Лебедев коротким движением опять сломил дудку зонтичника, отбросил в сторону.
— Теперь это уже не за горами. Вода в котле нагрета настолько, что закипеть она может в любой час.
— На линии-то нас теперь всюду поддержат? — настойчиво спросил Порфирий. — По-честному, Егор Иванович, можно надеяться?
— Можно! Правда, мы не знаем точно позиции нашего Союзного комитета, хотя от него будет зависеть выбор момента решительных действий. Но стачку-то во всяком случае готовит он.
— А почему нельзя знать точно, что думает Союзный комитет? — вдруг спросил Мирвольский, все время до этого упорно молчавший. — Похоже, что ты ему вообще не очень веришь. — И, словно застеснявшись своего неожиданного вмешательства, тотчас отодвинулся назад.

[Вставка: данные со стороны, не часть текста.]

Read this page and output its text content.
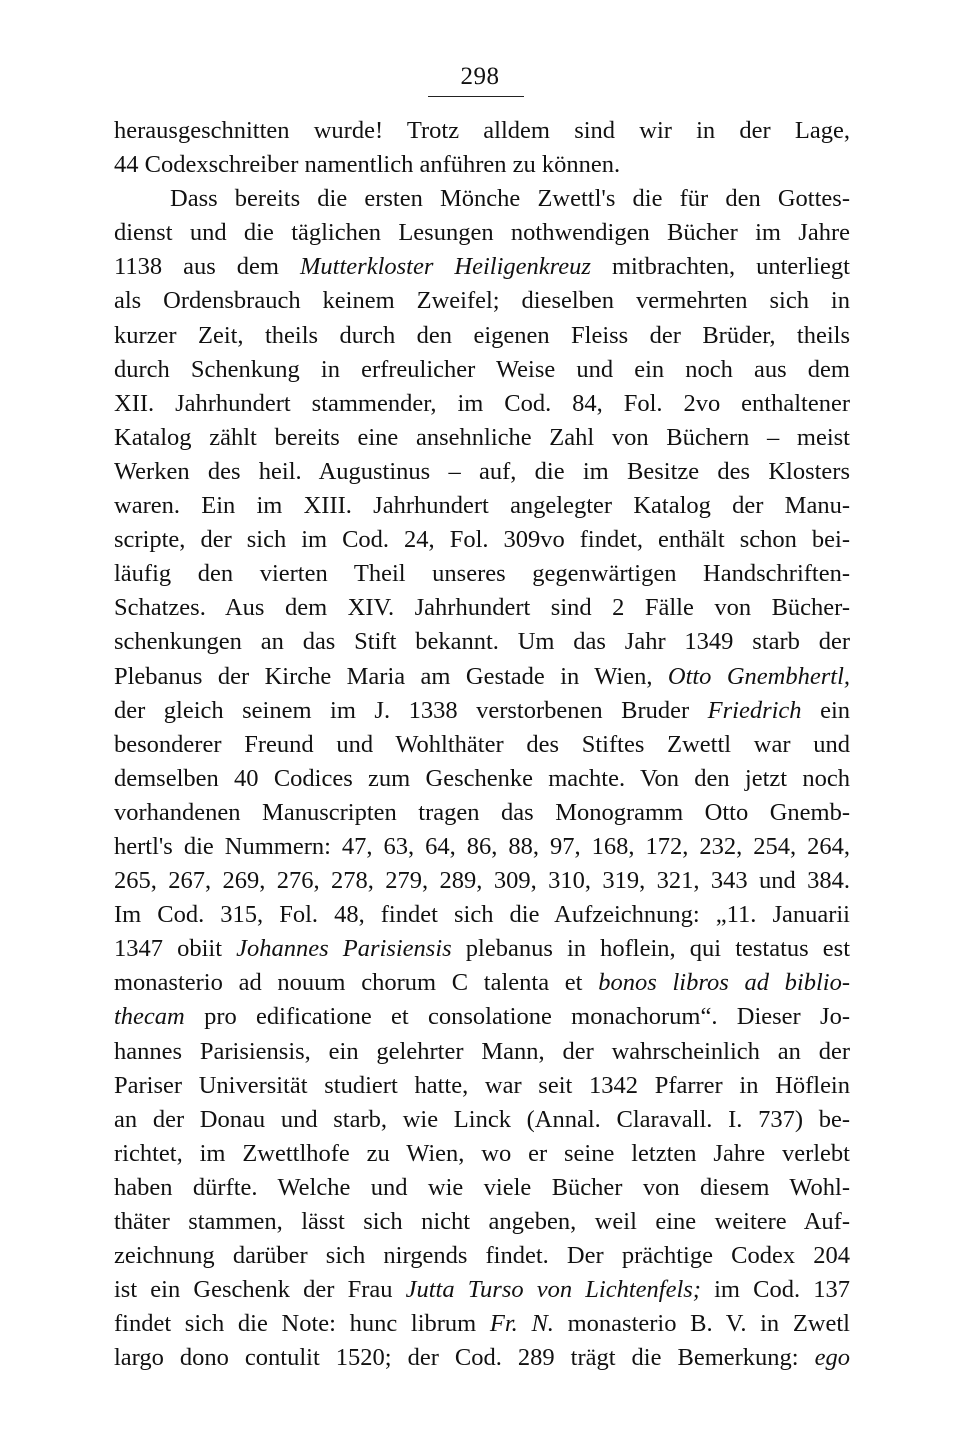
298
herausgeschnitten wurde! Trotz alldem sind wir in der Lage,
44 Codexschreiber namentlich anführen zu können.
Dass bereits die ersten Mönche Zwettl's die für den Gottes-
dienst und die täglichen Lesungen nothwendigen Bücher im Jahre
1138 aus dem Mutterkloster Heiligenkreuz mitbrachten, unterliegt
als Ordensbrauch keinem Zweifel; dieselben vermehrten sich in
kurzer Zeit, theils durch den eigenen Fleiss der Brüder, theils
durch Schenkung in erfreulicher Weise und ein noch aus dem
XII. Jahrhundert stammender, im Cod. 84, Fol. 2vo enthaltener
Katalog zählt bereits eine ansehnliche Zahl von Büchern – meist
Werken des heil. Augustinus – auf, die im Besitze des Klosters
waren. Ein im XIII. Jahrhundert angelegter Katalog der Manu-
scripte, der sich im Cod. 24, Fol. 309vo findet, enthält schon bei-
läufig den vierten Theil unseres gegenwärtigen Handschriften-
Schatzes. Aus dem XIV. Jahrhundert sind 2 Fälle von Bücher-
schenkungen an das Stift bekannt. Um das Jahr 1349 starb der
Plebanus der Kirche Maria am Gestade in Wien, Otto Gnembhertl,
der gleich seinem im J. 1338 verstorbenen Bruder Friedrich ein
besonderer Freund und Wohlthäter des Stiftes Zwettl war und
demselben 40 Codices zum Geschenke machte. Von den jetzt noch
vorhandenen Manuscripten tragen das Monogramm Otto Gnemb-
hertl's die Nummern: 47, 63, 64, 86, 88, 97, 168, 172, 232, 254, 264,
265, 267, 269, 276, 278, 279, 289, 309, 310, 319, 321, 343 und 384.
Im Cod. 315, Fol. 48, findet sich die Aufzeichnung: „11. Januarii
1347 obiit Johannes Parisiensis plebanus in hoflein, qui testatus est
monasterio ad nouum chorum C talenta et bonos libros ad biblio-
thecam pro edificatione et consolatione monachorum“. Dieser Jo-
hannes Parisiensis, ein gelehrter Mann, der wahrscheinlich an der
Pariser Universität studiert hatte, war seit 1342 Pfarrer in Höflein
an der Donau und starb, wie Linck (Annal. Claravall. I. 737) be-
richtet, im Zwettlhofe zu Wien, wo er seine letzten Jahre verlebt
haben dürfte. Welche und wie viele Bücher von diesem Wohl-
thäter stammen, lässt sich nicht angeben, weil eine weitere Auf-
zeichnung darüber sich nirgends findet. Der prächtige Codex 204
ist ein Geschenk der Frau Jutta Turso von Lichtenfels; im Cod. 137
findet sich die Note: hunc librum Fr. N. monasterio B. V. in Zwetl
largo dono contulit 1520; der Cod. 289 trägt die Bemerkung: ego
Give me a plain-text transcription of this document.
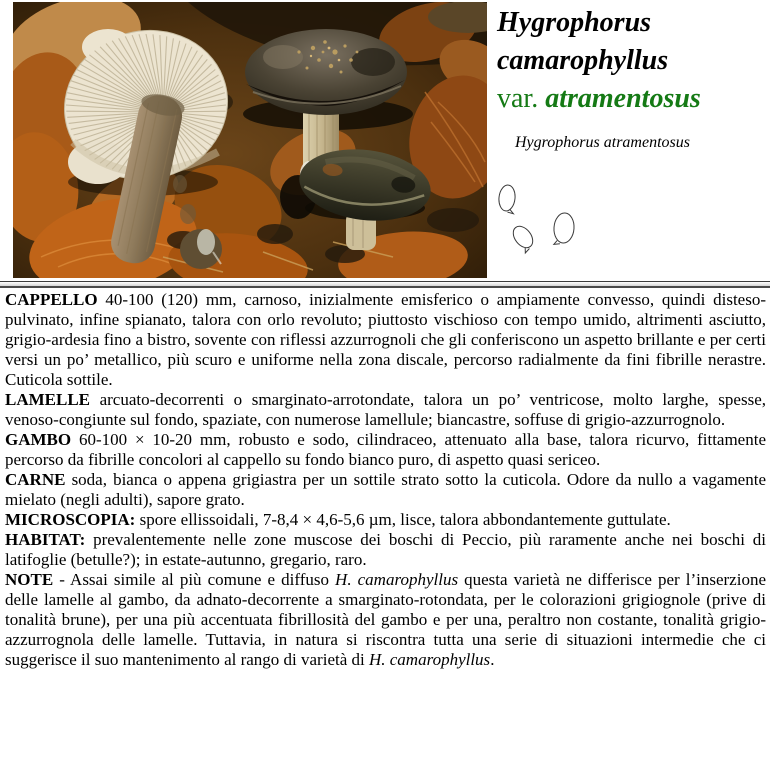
Hygrophorus
camarophyllus
var. atramentosus
Hygrophorus atramentosus

CAPPELLO 40-100 (120) mm, carnoso, inizialmente emisferico o ampiamente convesso, quindi disteso-pulvinato, infine spianato, talora con orlo revoluto; piuttosto vischioso con tempo umido, altrimenti asciutto, grigio-ardesia fino a bistro, sovente con riflessi azzurrognoli che gli conferiscono un aspetto brillante e per certi versi un po’ metallico, più scuro e uniforme nella zona discale, percorso radialmente da fini fibrille nerastre. Cuticola sottile.

LAMELLE arcuato-decorrenti o smarginato-arrotondate, talora un po’ ventricose, molto larghe, spesse, venoso-congiunte sul fondo, spaziate, con numerose lamellule; biancastre, soffuse di grigio-azzurrognolo.

GAMBO 60-100 × 10-20 mm, robusto e sodo, cilindraceo, attenuato alla base, talora ricurvo, fittamente percorso da fibrille concolori al cappello su fondo bianco puro, di aspetto quasi sericeo.

CARNE soda, bianca o appena grigiastra per un sottile strato sotto la cuticola. Odore da nullo a vagamente mielato (negli adulti), sapore grato.

MICROSCOPIA: spore ellissoidali, 7-8,4 × 4,6-5,6 µm, lisce, talora abbondantemente guttulate.

HABITAT: prevalentemente nelle zone muscose dei boschi di Peccio, più raramente anche nei boschi di latifoglie (betulle?); in estate-autunno, gregario, raro.

NOTE - Assai simile al più comune e diffuso H. camarophyllus questa varietà ne differisce per l’inserzione delle lamelle al gambo, da adnato-decorrente a smarginato-rotondata, per le colorazioni grigiognole (prive di tonalità brune), per una più accentuata fibrillosità del gambo e per una, peraltro non costante, tonalità grigio-azzurrognola delle lamelle. Tuttavia, in natura si riscontra tutta una serie di situazioni intermedie che ci suggerisce il suo mantenimento al rango di varietà di H. camarophyllus.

— Ты задал резонный вопрос, Алексей, и отчасти угадал мои мысли, — ответил Лебедев. — Дело в том, что всеобщую стачку-то он поддерживает, а вот свое отношение к вооруженному восстанию никак не определил. Отказываться же от мысли о восстании нельзя. Если мы пойдем к революции потихоньку, выиграет только буржуазия.
Терешин встал, размял ноги, потянулся, развернув свою широкую, квадратную грудь.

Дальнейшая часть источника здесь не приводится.